The decision was to build a generic pipeline, an integration engine that calculates the correct build order for all build units.

  1. Order is derived from metadata defined in VCS. Each build unit declares its dependencies.

  2. Each build unit defines how to update its dependencies via a script file that follows a shared convention.

  3. Each build unit defines how and what to build to reach a successful pipeline state.

  4. If a build fails with new dependencies, the build unit owner receives a ticket to investigate and fix the issue.

The result: a decentralized control system with a generic engine that calculates order and calls the required scripts with the required parameters.

ADR - Consequences

The technical consequences follow naturally from the context and decision.

1. All CI benefits described above.

2. Scheduled triggering over event-driven cascades.

We trigger the pipeline on a schedule rather than on every merge to main. Triggering on merge would create a cascade of integrations and overload the underlying infrastructure. A schedule gives us control over the integration rhythm without sacrificing the core benefit of short feedback loops.

3. Graph validation catches circular dependencies early.

Circular dependencies are validated at the graph calculation phase. If one is detected, the pipeline fails immediately. That said, circular dependencies can legitimately exist at the build unit level, a common case is a downstream unit being used as a testing dependency for integration testing. These are handled explicitly: such dependencies must be updated manually by the maintainer rather than automated by the engine. This is a deliberate tradeoff that keeps the engine simple while still supporting real-world testing patterns.

4. The metadata convention evolves with the engine.

The engine that interprets metadata is versioned.
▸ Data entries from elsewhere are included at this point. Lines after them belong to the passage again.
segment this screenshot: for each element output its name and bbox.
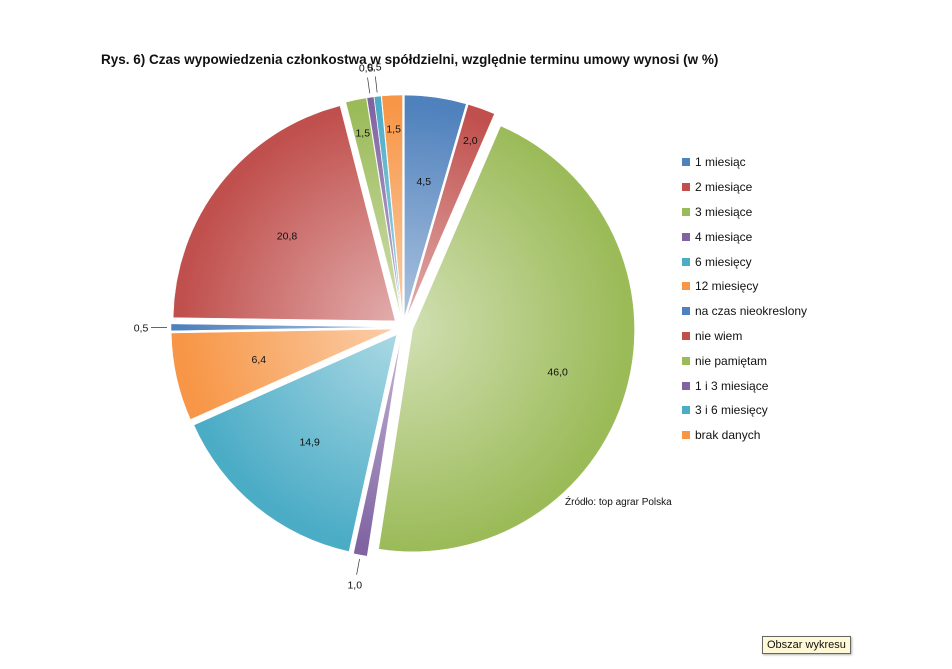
data-label-na-czas-nieokreslony: 0,5 [134,322,149,334]
legend-item-6-miesiecy: 6 miesięcy [682,249,807,274]
legend-swatch [682,381,690,390]
legend-label: 12 miesięcy [695,279,759,294]
pie-slice-3-i-6-miesiecy[interactable] [373,95,403,318]
source-note: Źródło: top agrar Polska [565,497,672,508]
legend-swatch [682,282,690,291]
legend-item-12-miesiecy: 12 miesięcy [682,274,807,299]
legend-label: 2 miesiące [695,180,753,195]
data-label-12-miesiecy: 6,4 [252,354,267,366]
legend-item-na-czas-nieokreslony: na czas nieokreslony [682,299,807,324]
legend-swatch [682,207,690,216]
legend-item-2-miesiace: 2 miesiące [682,175,807,200]
pie-slice-brak-danych[interactable] [381,94,403,318]
chart-title: Rys. 6) Czas wypowiedzenia członkostwa w… [101,52,719,67]
legend-swatch [682,183,690,192]
pie-slice-nie-pamietam[interactable] [345,97,402,318]
legend-item-4-miesiace: 4 miesiące [682,224,807,249]
pie-slice-6-miesiecy[interactable] [193,334,398,552]
legend-item-3-miesiace: 3 miesiące [682,200,807,225]
data-label-brak-danych: 1,5 [386,124,401,136]
pie-slice-1-miesiac[interactable] [404,94,467,318]
leader-line-1-i-3-miesiace [367,77,371,94]
legend-item-3-i-6-miesiecy: 3 i 6 miesięcy [682,398,807,423]
legend-swatch [682,356,690,365]
data-label-3-i-6-miesiecy: 0,5 [367,62,382,74]
leader-line-4-miesiace [356,558,360,575]
pie-slice-nie-wiem[interactable] [172,105,396,322]
legend-swatch [682,158,690,167]
legend-label: 6 miesięcy [695,254,752,269]
data-label-3-miesiace: 46,0 [547,367,568,379]
data-label-1-miesiac: 4,5 [416,176,431,188]
legend-label: 4 miesiące [695,229,753,244]
legend: 1 miesiąc 2 miesiące 3 miesiące 4 miesiące 6… [682,150,807,448]
leader-line-3-i-6-miesiecy [375,76,378,93]
legend-swatch [682,232,690,241]
data-label-nie-pamietam: 1,5 [355,127,370,139]
legend-swatch [682,431,690,440]
data-label-nie-wiem: 20,8 [277,231,298,243]
legend-label: na czas nieokreslony [695,304,808,319]
data-label-6-miesiecy: 14,9 [299,436,320,448]
legend-swatch [682,406,690,415]
data-label-4-miesiace: 1,0 [347,580,362,592]
data-label-1-i-3-miesiace: 0,5 [359,63,374,75]
legend-item-nie-pamietam: nie pamiętam [682,348,807,373]
legend-label: brak danych [695,428,761,443]
legend-label: 1 i 3 miesiące [695,378,769,393]
legend-swatch [682,307,690,316]
legend-label: nie pamiętam [695,353,768,368]
legend-item-1-i-3-miesiace: 1 i 3 miesiące [682,373,807,398]
data-label-2-miesiace: 2,0 [463,135,478,147]
chart-area-tooltip: Obszar wykresu [762,636,851,654]
legend-item-brak-danych: brak danych [682,423,807,448]
pie-slice-1-i-3-miesiace[interactable] [366,96,402,318]
pie-slice-4-miesiace[interactable] [353,336,402,557]
legend-label: 3 miesiące [695,204,753,219]
legend-swatch [682,257,690,266]
pie-slice-12-miesiecy[interactable] [171,328,394,420]
pie-slice-2-miesiace[interactable] [406,104,495,318]
legend-label: 3 i 6 miesięcy [695,403,768,418]
legend-item-1-miesiac: 1 miesiąc [682,150,807,175]
legend-label: 1 miesiąc [695,155,746,170]
pie-slice-3-miesiace[interactable] [378,125,635,553]
legend-swatch [682,331,690,340]
legend-label: nie wiem [695,328,743,343]
pie-slice-na-czas-nieokreslony[interactable] [170,323,394,332]
legend-item-nie-wiem: nie wiem [682,324,807,349]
As the system evolves, the metadata format can evolve alongside it. In practice, we've introduced only additive changes so far, new properties with sensible defaults, so existing build units continue to work without modification. No breaking changes to the convention have been needed yet.
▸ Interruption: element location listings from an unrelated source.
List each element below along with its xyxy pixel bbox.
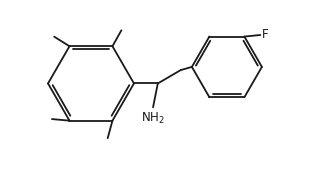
Text: F: F [262,28,269,41]
Text: NH$_2$: NH$_2$ [141,111,165,126]
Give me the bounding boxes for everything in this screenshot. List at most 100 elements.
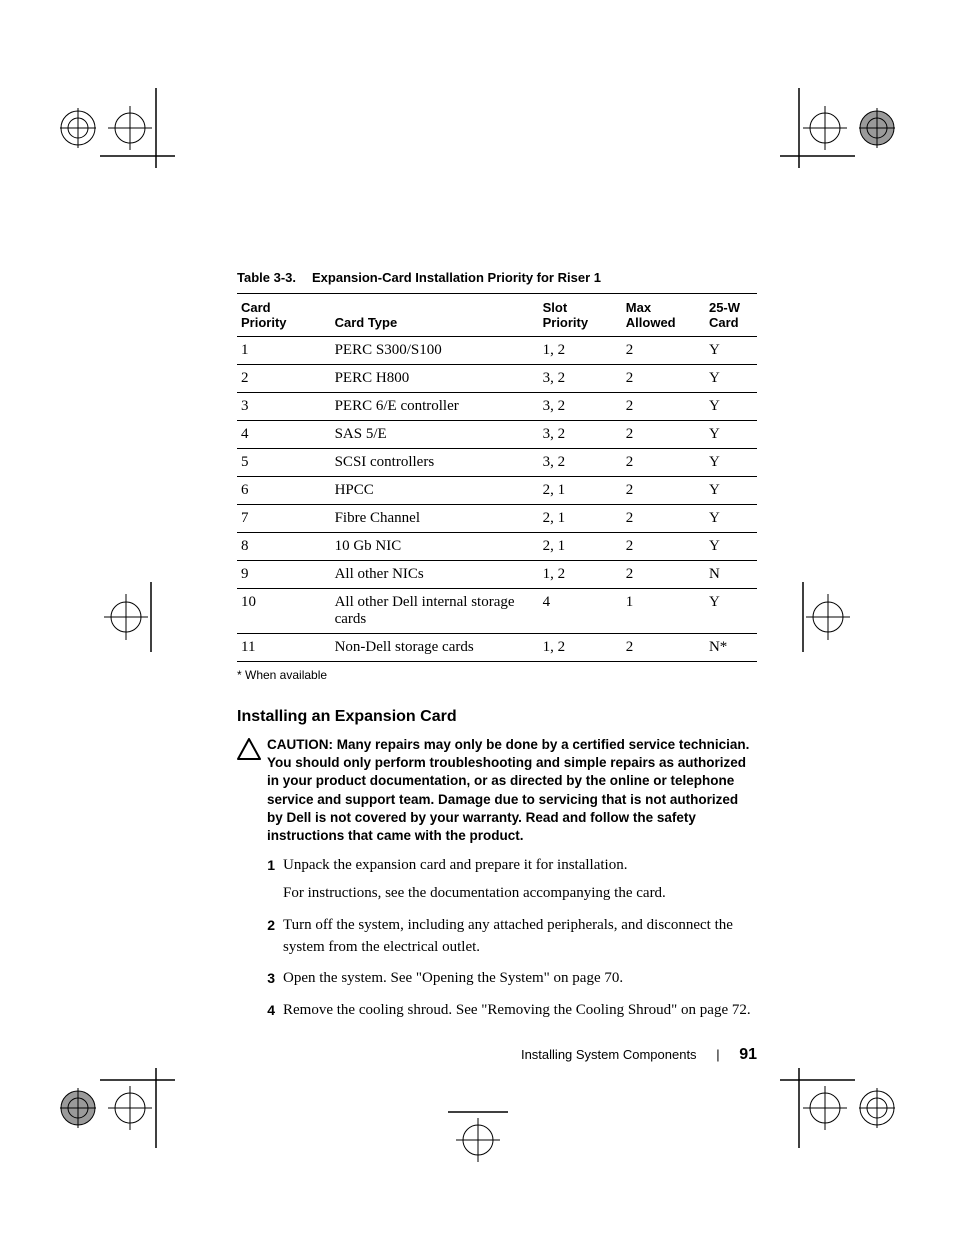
cell-card_type: PERC H800 — [331, 365, 539, 393]
table-row: 6HPCC2, 12Y — [237, 477, 757, 505]
cell-card_priority: 2 — [237, 365, 331, 393]
cell-slot_priority: 3, 2 — [539, 393, 622, 421]
cell-slot_priority: 1, 2 — [539, 561, 622, 589]
cell-card_25w: N* — [705, 634, 757, 662]
cell-slot_priority: 2, 1 — [539, 477, 622, 505]
cell-slot_priority: 4 — [539, 589, 622, 634]
table-row: 7Fibre Channel2, 12Y — [237, 505, 757, 533]
table-row: 10All other Dell internal storage cards4… — [237, 589, 757, 634]
corner-regmark-icon — [60, 88, 175, 168]
caution-icon — [237, 736, 267, 765]
steps-list: Unpack the expansion card and prepare it… — [237, 855, 757, 1022]
cell-card_type: HPCC — [331, 477, 539, 505]
cell-card_25w: Y — [705, 365, 757, 393]
bottom-regmark-icon — [448, 1106, 508, 1166]
table-row: 11Non-Dell storage cards1, 22N* — [237, 634, 757, 662]
side-regmark-icon — [798, 582, 858, 652]
cell-card_priority: 7 — [237, 505, 331, 533]
cell-card_25w: Y — [705, 449, 757, 477]
caution-block: CAUTION: Many repairs may only be done b… — [237, 736, 757, 845]
cell-card_priority: 6 — [237, 477, 331, 505]
cell-slot_priority: 1, 2 — [539, 634, 622, 662]
side-regmark-icon — [96, 582, 156, 652]
cell-max_allowed: 2 — [622, 365, 705, 393]
step-main: Remove the cooling shroud. See "Removing… — [283, 1000, 757, 1022]
step-item: Unpack the expansion card and prepare it… — [237, 855, 757, 905]
cell-card_priority: 11 — [237, 634, 331, 662]
cell-max_allowed: 2 — [622, 393, 705, 421]
cell-card_25w: Y — [705, 421, 757, 449]
cell-card_priority: 3 — [237, 393, 331, 421]
table-row: 1PERC S300/S1001, 22Y — [237, 337, 757, 365]
table-row: 810 Gb NIC2, 12Y — [237, 533, 757, 561]
footer-section-title: Installing System Components — [521, 1047, 697, 1062]
step-main: Open the system. See "Opening the System… — [283, 968, 757, 990]
cell-max_allowed: 2 — [622, 533, 705, 561]
cell-max_allowed: 2 — [622, 634, 705, 662]
cell-card_type: Non-Dell storage cards — [331, 634, 539, 662]
cell-slot_priority: 3, 2 — [539, 421, 622, 449]
footer-divider: | — [716, 1047, 719, 1062]
step-main: Turn off the system, including any attac… — [283, 915, 757, 959]
cell-card_priority: 10 — [237, 589, 331, 634]
table-footnote: * When available — [237, 668, 757, 682]
cell-card_type: All other NICs — [331, 561, 539, 589]
step-item: Open the system. See "Opening the System… — [237, 968, 757, 990]
col-header-card-priority: CardPriority — [237, 294, 331, 337]
cell-max_allowed: 2 — [622, 449, 705, 477]
cell-card_type: All other Dell internal storage cards — [331, 589, 539, 634]
cell-card_25w: Y — [705, 505, 757, 533]
cell-card_25w: Y — [705, 533, 757, 561]
caution-label: CAUTION: — [267, 737, 333, 752]
step-main: Unpack the expansion card and prepare it… — [283, 855, 757, 877]
col-header-max-allowed: MaxAllowed — [622, 294, 705, 337]
corner-regmark-icon — [780, 1068, 895, 1148]
cell-card_25w: Y — [705, 393, 757, 421]
cell-max_allowed: 1 — [622, 589, 705, 634]
cell-card_priority: 5 — [237, 449, 331, 477]
cell-card_25w: Y — [705, 589, 757, 634]
cell-slot_priority: 1, 2 — [539, 337, 622, 365]
section-heading: Installing an Expansion Card — [237, 708, 757, 726]
cell-slot_priority: 3, 2 — [539, 365, 622, 393]
cell-card_type: PERC S300/S100 — [331, 337, 539, 365]
page-content: Table 3-3.Expansion-Card Installation Pr… — [237, 270, 757, 1032]
table-caption: Table 3-3.Expansion-Card Installation Pr… — [237, 270, 757, 285]
cell-card_priority: 8 — [237, 533, 331, 561]
table-header-row: CardPriority Card Type SlotPriority MaxA… — [237, 294, 757, 337]
col-header-slot-priority: SlotPriority — [539, 294, 622, 337]
table-row: 3PERC 6/E controller3, 22Y — [237, 393, 757, 421]
col-header-25w-card: 25-WCard — [705, 294, 757, 337]
caution-text: CAUTION: Many repairs may only be done b… — [267, 736, 757, 845]
cell-card_25w: Y — [705, 477, 757, 505]
cell-max_allowed: 2 — [622, 561, 705, 589]
cell-card_priority: 4 — [237, 421, 331, 449]
cell-card_25w: N — [705, 561, 757, 589]
footer-page-number: 91 — [739, 1046, 757, 1063]
expansion-card-priority-table: CardPriority Card Type SlotPriority MaxA… — [237, 293, 757, 662]
col-header-card-type: Card Type — [331, 294, 539, 337]
page-footer: Installing System Components | 91 — [237, 1046, 757, 1064]
cell-card_priority: 9 — [237, 561, 331, 589]
cell-slot_priority: 3, 2 — [539, 449, 622, 477]
step-item: Turn off the system, including any attac… — [237, 915, 757, 959]
cell-max_allowed: 2 — [622, 421, 705, 449]
corner-regmark-icon — [60, 1068, 175, 1148]
cell-slot_priority: 2, 1 — [539, 505, 622, 533]
caution-body: Many repairs may only be done by a certi… — [267, 737, 749, 843]
cell-card_type: Fibre Channel — [331, 505, 539, 533]
cell-card_type: 10 Gb NIC — [331, 533, 539, 561]
cell-max_allowed: 2 — [622, 477, 705, 505]
cell-card_25w: Y — [705, 337, 757, 365]
table-row: 9All other NICs1, 22N — [237, 561, 757, 589]
corner-regmark-icon — [780, 88, 895, 168]
step-item: Remove the cooling shroud. See "Removing… — [237, 1000, 757, 1022]
table-row: 2PERC H8003, 22Y — [237, 365, 757, 393]
cell-card_type: SCSI controllers — [331, 449, 539, 477]
step-sub: For instructions, see the documentation … — [283, 883, 757, 905]
cell-card_type: SAS 5/E — [331, 421, 539, 449]
table-caption-number: Table 3-3. — [237, 270, 296, 285]
cell-max_allowed: 2 — [622, 505, 705, 533]
table-row: 4SAS 5/E3, 22Y — [237, 421, 757, 449]
table-row: 5SCSI controllers3, 22Y — [237, 449, 757, 477]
5. Repository owners become co-maintainers of the pipeline.

This consequence is not a technical one, it is organizational and sociological. Teams maintain the pipeline and feel responsible for its overall execution. They can tweak their scripts, add dependencies, and onboard or offboard a build unit without formal approvals or coordination with a central CI team.

This was welcomed. Teams supported the idea of being in control of their internal configuration, because it allowed them to evolve their development tooling and pipeline setup independently, without waiting on a central team or going through a bureaucratic change process. Autonomy here isn't just a nice-to-have, it's what makes the system sustainable at scale.
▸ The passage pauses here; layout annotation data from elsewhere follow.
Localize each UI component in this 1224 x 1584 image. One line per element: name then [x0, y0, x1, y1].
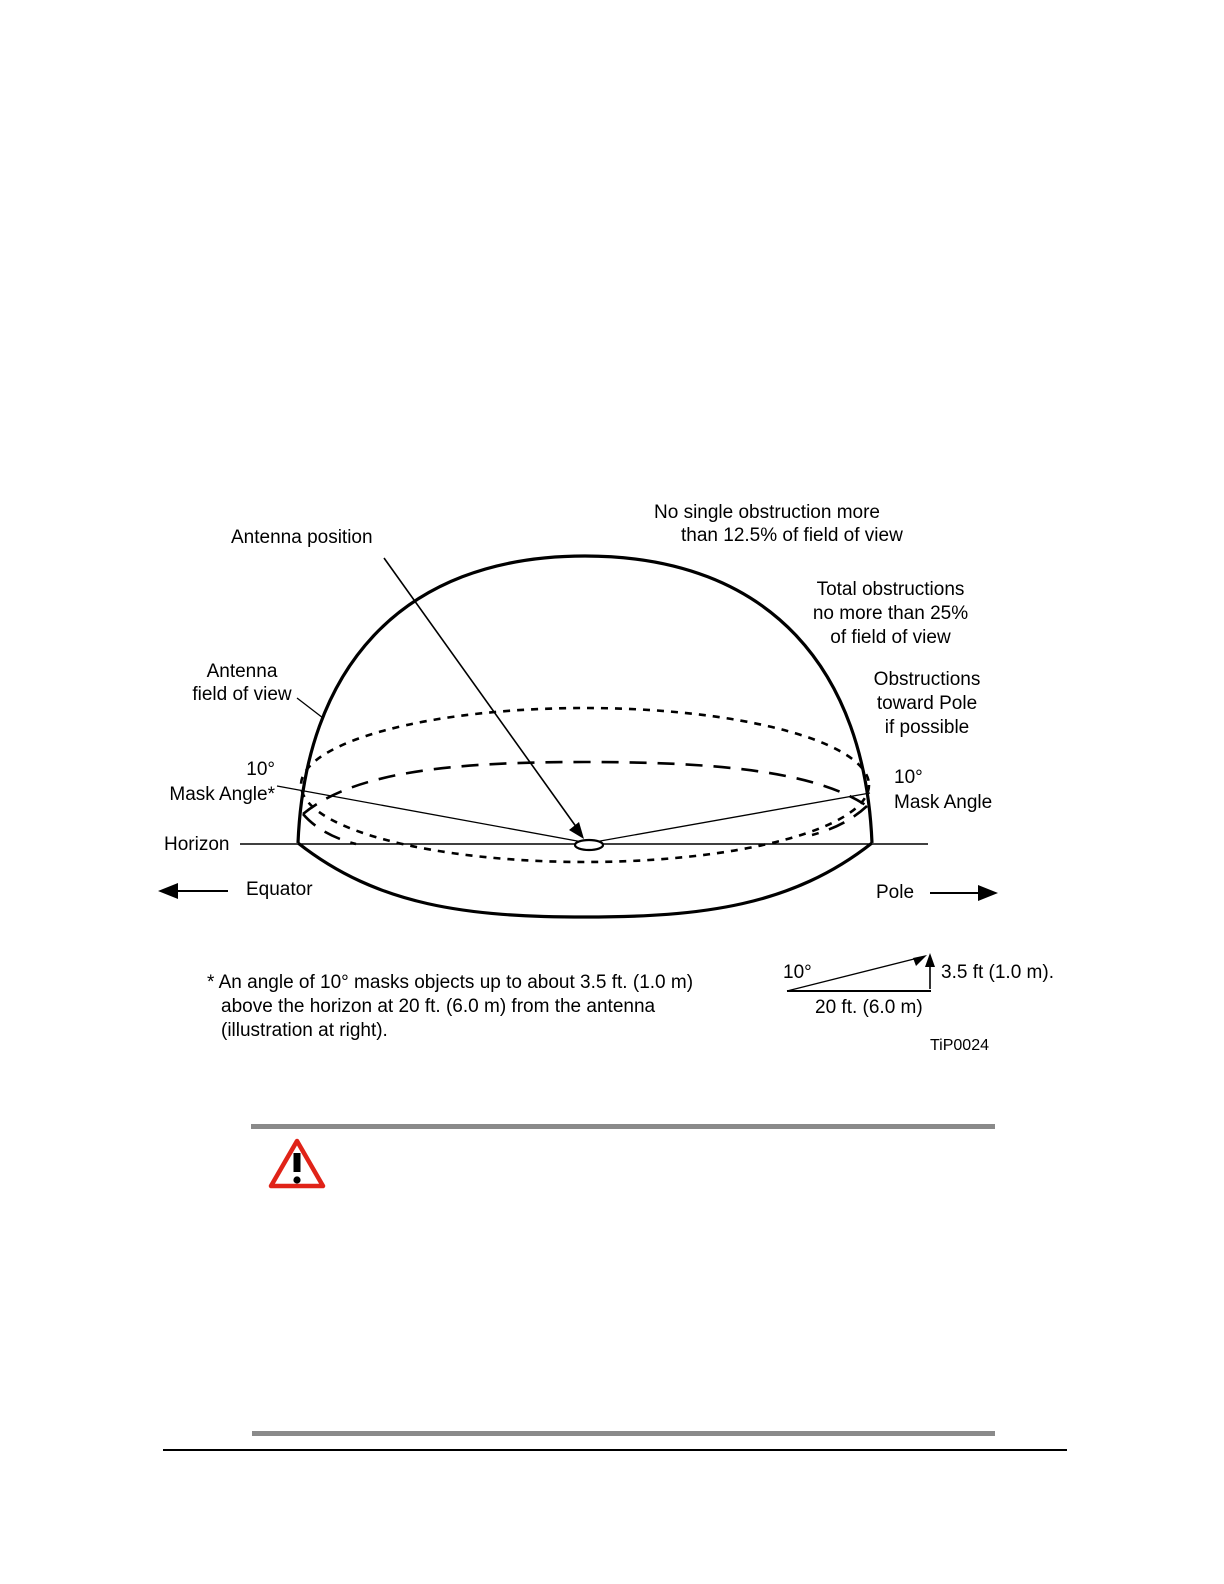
pole-label: Pole — [876, 882, 915, 903]
antenna-marker — [573, 838, 605, 852]
antenna-fov-line1: Antenna — [206, 661, 278, 682]
horizon-circle-dotted — [299, 706, 871, 864]
equator-label: Equator — [246, 879, 313, 900]
mask-angle-line-right — [588, 792, 871, 844]
mask-angle-circle-dashed — [302, 760, 868, 846]
obstructions-toward-pole-line1: Obstructions — [873, 669, 981, 690]
total-obstructions-line2: no more than 25% — [812, 603, 969, 624]
antenna-fov-line2: field of view — [192, 684, 292, 705]
no-single-obstruction-label-line1: No single obstruction more — [654, 502, 880, 523]
antenna-fov-label: Antenna field of view — [172, 660, 312, 706]
mask-angle-right-line1: 10° — [894, 767, 923, 788]
mask-angle-left-line1: 10° — [246, 759, 275, 780]
divider-bar-bottom — [252, 1431, 995, 1436]
example-rise-label: 3.5 ft (1.0 m). — [941, 962, 1054, 983]
mask-angle-right-line2: Mask Angle — [894, 792, 993, 813]
obstructions-toward-pole-line3: if possible — [884, 717, 970, 738]
example-angle-label: 10° — [783, 962, 812, 983]
antenna-pointer-arrow — [383, 557, 584, 839]
total-obstructions-line1: Total obstructions — [816, 579, 965, 600]
footnote-line3: (illustration at right). — [221, 1020, 388, 1041]
figure-id-label: TiP0024 — [930, 1037, 989, 1054]
mask-example-triangle — [786, 953, 935, 992]
mask-angle-left-line2: Mask Angle* — [169, 784, 275, 805]
warning-triangle-icon — [268, 1138, 326, 1189]
footnote-line1: * An angle of 10° masks objects up to ab… — [207, 972, 694, 993]
divider-bar-top — [251, 1124, 995, 1129]
obstructions-toward-pole-line2: toward Pole — [876, 693, 978, 714]
antenna-position-label: Antenna position — [231, 527, 373, 548]
fov-pointer-line — [296, 697, 324, 719]
no-single-obstruction-label-line2: than 12.5% of field of view — [681, 525, 903, 546]
obstructions-toward-pole-label: Obstructions toward Pole if possible — [852, 668, 1002, 740]
footer-rule — [163, 1449, 1067, 1451]
horizon-label: Horizon — [164, 834, 230, 855]
footnote-line2: above the horizon at 20 ft. (6.0 m) from… — [221, 996, 656, 1017]
mask-angle-right-label: 10° Mask Angle — [894, 765, 992, 815]
mask-angle-line-left — [276, 785, 589, 844]
antenna-dome-outline — [296, 554, 874, 919]
example-run-label: 20 ft. (6.0 m) — [815, 997, 923, 1018]
total-obstructions-line3: of field of view — [830, 627, 951, 648]
equator-arrow — [158, 883, 228, 899]
total-obstructions-label: Total obstructions no more than 25% of f… — [793, 578, 988, 650]
pole-arrow — [930, 885, 998, 901]
mask-angle-footnote: * An angle of 10° masks objects up to ab… — [207, 971, 693, 1043]
mask-angle-left-label: 10° Mask Angle* — [150, 757, 275, 807]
6. Tickets, not enforcement, as the social contract.

When a pipeline fails, a defect ticket is created and assigned to the build unit owner. This puts some pressure on the team, but leaves them the option of deciding when to address it. There is no hard block, no automated revert, no escalation chain. The ticket is the contract. It makes the failure visible and accountable without becoming a blocker that disrupts the team's own sprint commitments. In practice, this balance has worked, teams treat the ticket as a real obligation, not noise, because they're already invested in the pipeline as co-maintainers.

7. Highlits dead components

If a build unit stops being depended on, the graph shows it. Teams discover they're maintaining code nobody uses. Visualizing graph is very important with the continuos integration. Boxes with no arrows will be first candidates for review. Either graph edge is missing or component is stale.


The most important takeaway from this whole design is the last one. The technical decisions, the engine, the graph, the scripts, the scheduling, are solvable problems. The organizational design is where CI either succeeds or quietly rots. Giving teams ownership, keeping the contract lightweight, and making failure visible without making it punitive: that's what makes a CI pipeline for 100+ repositories actually run.